Saving Congress from itself

Rancor and recrimination are suffocating Washington like a summer heat wave, but the nasty tone of the debate obscures an important point of agreement. Leaders in both parties now agree that Congress is a failure. It cannot, they concede, make the painful decisions necessary to defuse the country’s exploding budget deficits.

In exchange for a vote to increase the government’s borrowing authority, Republicans have demanded massive cuts in federal spending. House Speaker John Boehner and President Obama tried, and failed, to negotiate a “grand bargain” that would both reduce benefits and raise revenues. Boehner and the Senate’s Democratic leader, Harry Reid, then advanced competing – and far more modest –deficit reduction plans that would do little to solve the long-term problem.
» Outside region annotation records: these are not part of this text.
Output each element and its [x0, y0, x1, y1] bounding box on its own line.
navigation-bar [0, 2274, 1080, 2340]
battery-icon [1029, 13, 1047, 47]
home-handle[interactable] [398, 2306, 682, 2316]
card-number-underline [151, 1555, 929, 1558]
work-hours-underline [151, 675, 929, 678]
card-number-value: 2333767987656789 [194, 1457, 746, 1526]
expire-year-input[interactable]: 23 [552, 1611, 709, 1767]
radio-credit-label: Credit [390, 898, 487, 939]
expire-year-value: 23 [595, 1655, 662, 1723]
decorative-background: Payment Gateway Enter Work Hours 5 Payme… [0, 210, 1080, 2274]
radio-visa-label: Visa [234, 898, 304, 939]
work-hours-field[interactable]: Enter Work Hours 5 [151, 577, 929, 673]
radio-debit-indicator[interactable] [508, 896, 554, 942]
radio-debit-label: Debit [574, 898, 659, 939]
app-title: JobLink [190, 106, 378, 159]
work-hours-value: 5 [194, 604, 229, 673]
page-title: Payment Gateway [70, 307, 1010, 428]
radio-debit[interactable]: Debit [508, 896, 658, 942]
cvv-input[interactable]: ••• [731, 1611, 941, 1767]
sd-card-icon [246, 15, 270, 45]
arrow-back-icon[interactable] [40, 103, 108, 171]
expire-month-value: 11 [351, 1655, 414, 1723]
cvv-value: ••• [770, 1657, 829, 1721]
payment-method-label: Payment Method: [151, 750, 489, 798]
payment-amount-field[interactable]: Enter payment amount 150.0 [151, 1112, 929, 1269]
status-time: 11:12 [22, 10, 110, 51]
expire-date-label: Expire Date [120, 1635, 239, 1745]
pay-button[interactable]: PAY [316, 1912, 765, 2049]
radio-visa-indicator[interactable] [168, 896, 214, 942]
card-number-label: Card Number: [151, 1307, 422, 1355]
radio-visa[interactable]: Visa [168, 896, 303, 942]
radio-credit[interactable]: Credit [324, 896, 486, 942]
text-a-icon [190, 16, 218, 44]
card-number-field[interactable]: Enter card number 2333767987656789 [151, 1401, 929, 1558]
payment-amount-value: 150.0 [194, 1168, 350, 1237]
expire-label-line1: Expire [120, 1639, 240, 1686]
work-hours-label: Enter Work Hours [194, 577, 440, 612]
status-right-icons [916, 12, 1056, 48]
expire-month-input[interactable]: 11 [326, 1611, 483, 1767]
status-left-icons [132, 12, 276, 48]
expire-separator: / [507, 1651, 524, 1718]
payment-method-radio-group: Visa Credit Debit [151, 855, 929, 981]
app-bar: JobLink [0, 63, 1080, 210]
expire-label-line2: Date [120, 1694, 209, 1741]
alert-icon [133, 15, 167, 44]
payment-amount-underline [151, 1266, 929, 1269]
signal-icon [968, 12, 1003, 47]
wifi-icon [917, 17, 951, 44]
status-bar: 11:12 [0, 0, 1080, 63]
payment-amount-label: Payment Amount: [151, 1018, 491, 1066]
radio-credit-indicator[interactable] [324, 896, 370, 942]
But look closely. Both Boehner and Reid have proposed some form of congressional commission empowered to make the wrenching decisions that the country needs but that lawmakers cannot, or will not, make on their own. Both leaders agree that their colleagues should be forced to vote, up or down, on the commission’s recommendations, without filibusters or other dilatory tactics.

This is a sad day. The U.S. Congress is the greatest legislative body ever devised. But it has lost the capacity to act, even in the face of a profound threat to the national interest.